Recognition - Victims usually know they have been bitten. Symptoms may appear 15 minutes to 2 hours after the bite and may be mild or severe, depending on the species and the bite. Symptoms include: double vision, headache, nausea and vomiting, sweating, faintness, diarrhoea, chest pain, difficulty swallowing or breathing, swollen lymph glands in groin or armpit, drowsiness.

Treatment - Although the risk of snakebite is small if you take the above precautions, make sure you know the correct firstaid treatment for snakebite just in case!
The purpose of the recommended pressure-immobilisation first aid technique is to slow the movement of venom from the bite site into the blood stream, thus "buying time" for the patient to reach medical care. Very little venom reaches the blood stream if firm pressure is applied over the bitten area and the limb is immobilised. If a member of the party is bitten:

  1. Lay the victim down, to rest and keep them calm.
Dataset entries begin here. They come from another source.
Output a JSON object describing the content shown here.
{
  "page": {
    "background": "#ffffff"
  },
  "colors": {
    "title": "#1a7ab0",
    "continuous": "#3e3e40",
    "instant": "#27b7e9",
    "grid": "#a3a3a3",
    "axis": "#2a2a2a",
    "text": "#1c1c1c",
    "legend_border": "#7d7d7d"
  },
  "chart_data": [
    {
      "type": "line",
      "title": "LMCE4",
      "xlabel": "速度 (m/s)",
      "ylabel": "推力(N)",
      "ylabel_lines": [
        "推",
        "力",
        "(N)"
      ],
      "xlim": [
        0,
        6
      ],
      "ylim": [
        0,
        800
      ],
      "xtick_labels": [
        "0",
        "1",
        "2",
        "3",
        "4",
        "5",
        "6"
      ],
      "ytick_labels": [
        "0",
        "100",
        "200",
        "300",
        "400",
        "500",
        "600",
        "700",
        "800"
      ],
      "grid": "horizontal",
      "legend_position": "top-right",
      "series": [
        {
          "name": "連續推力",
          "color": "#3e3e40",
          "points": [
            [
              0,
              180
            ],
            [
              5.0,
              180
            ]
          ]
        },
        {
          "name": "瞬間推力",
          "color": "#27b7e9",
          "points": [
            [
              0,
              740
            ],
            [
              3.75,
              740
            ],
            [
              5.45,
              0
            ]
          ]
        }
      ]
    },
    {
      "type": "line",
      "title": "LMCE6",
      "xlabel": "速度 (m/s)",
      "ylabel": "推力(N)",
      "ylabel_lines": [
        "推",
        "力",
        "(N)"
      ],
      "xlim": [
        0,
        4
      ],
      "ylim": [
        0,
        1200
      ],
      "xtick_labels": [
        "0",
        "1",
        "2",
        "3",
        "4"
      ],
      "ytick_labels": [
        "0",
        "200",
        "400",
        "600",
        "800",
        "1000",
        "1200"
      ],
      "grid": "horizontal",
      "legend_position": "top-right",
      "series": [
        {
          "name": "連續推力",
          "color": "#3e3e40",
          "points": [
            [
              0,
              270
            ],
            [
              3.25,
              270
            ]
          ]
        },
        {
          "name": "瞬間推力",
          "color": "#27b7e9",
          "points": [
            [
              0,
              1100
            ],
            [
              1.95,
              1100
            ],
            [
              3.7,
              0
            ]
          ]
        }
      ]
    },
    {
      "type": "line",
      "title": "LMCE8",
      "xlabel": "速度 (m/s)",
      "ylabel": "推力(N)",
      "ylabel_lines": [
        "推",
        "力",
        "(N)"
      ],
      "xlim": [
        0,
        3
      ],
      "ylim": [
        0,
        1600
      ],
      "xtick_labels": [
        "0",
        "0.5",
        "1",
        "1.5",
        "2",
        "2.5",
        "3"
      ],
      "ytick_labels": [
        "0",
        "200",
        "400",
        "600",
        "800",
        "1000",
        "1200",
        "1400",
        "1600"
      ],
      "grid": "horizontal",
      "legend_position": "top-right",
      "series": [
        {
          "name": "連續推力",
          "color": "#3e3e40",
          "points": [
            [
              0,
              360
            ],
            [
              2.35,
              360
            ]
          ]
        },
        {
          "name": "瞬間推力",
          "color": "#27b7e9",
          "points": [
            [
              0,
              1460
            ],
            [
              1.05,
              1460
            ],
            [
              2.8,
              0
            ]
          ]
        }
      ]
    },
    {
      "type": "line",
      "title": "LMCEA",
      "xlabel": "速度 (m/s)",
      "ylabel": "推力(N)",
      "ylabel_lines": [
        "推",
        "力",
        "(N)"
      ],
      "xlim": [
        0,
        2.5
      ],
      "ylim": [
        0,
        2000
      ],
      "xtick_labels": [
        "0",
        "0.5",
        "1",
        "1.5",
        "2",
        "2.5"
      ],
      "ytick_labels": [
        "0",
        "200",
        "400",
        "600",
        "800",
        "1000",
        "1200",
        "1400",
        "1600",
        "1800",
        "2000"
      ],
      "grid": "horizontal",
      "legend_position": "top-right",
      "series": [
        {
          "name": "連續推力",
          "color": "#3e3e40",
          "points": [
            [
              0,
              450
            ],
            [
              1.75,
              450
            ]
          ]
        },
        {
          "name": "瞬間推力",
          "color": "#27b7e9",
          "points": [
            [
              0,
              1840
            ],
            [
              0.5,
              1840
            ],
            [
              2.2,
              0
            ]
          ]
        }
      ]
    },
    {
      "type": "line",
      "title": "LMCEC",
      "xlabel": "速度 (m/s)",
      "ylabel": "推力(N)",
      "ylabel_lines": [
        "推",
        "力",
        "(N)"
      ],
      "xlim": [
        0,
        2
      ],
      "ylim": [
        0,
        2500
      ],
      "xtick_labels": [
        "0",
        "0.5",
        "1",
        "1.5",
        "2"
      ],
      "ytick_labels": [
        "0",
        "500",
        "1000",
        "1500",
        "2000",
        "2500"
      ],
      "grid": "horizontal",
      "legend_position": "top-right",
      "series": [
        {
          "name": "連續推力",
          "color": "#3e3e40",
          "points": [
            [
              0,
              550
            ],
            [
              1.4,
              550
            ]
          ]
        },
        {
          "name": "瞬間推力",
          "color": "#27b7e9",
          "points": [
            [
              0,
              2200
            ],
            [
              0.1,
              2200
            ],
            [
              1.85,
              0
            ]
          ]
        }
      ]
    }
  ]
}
  2. Apply a broad pressure bandage (crepe preferred) over the bite site as soon as possible, without removing clothing if this means moving the limb. - DO NOT cut or wash a bite. Venom on bandages can be used to identify the snake, which is required to ensure the correct anti-venom is used (although not really necessary these days). DO NOT apply an arterial tourniquet,
  3. Apply a firm heavy crepe or elasticised roller bandage starting just above the toes (or fingers) and moving upwards on the limb as far as can be reached. Apply tightly without stopping blood supply to the limb.
  4. Immobilize the limb with a makeshift splint.
  5. Ensure the patient does not move.
  6. If in mobile phone range, call Triple Zero 000 or use the First Responder App to request outside help to transport the patient. Give your GPS or map location, and time of the bite and when the bandage was applied. If there is no phone contact, dispatch other member/s of the party with knowledge of your location to bring outside help. Activate a PLB if you have one.
  7. Stay with the patient and constantly observe them for shock and possible respiratory failure.
  8. If external help is unavailable, the best option is probably to rest for a day or two, and then proceed to the nearest civilisation taking care to minimize stress to the patient.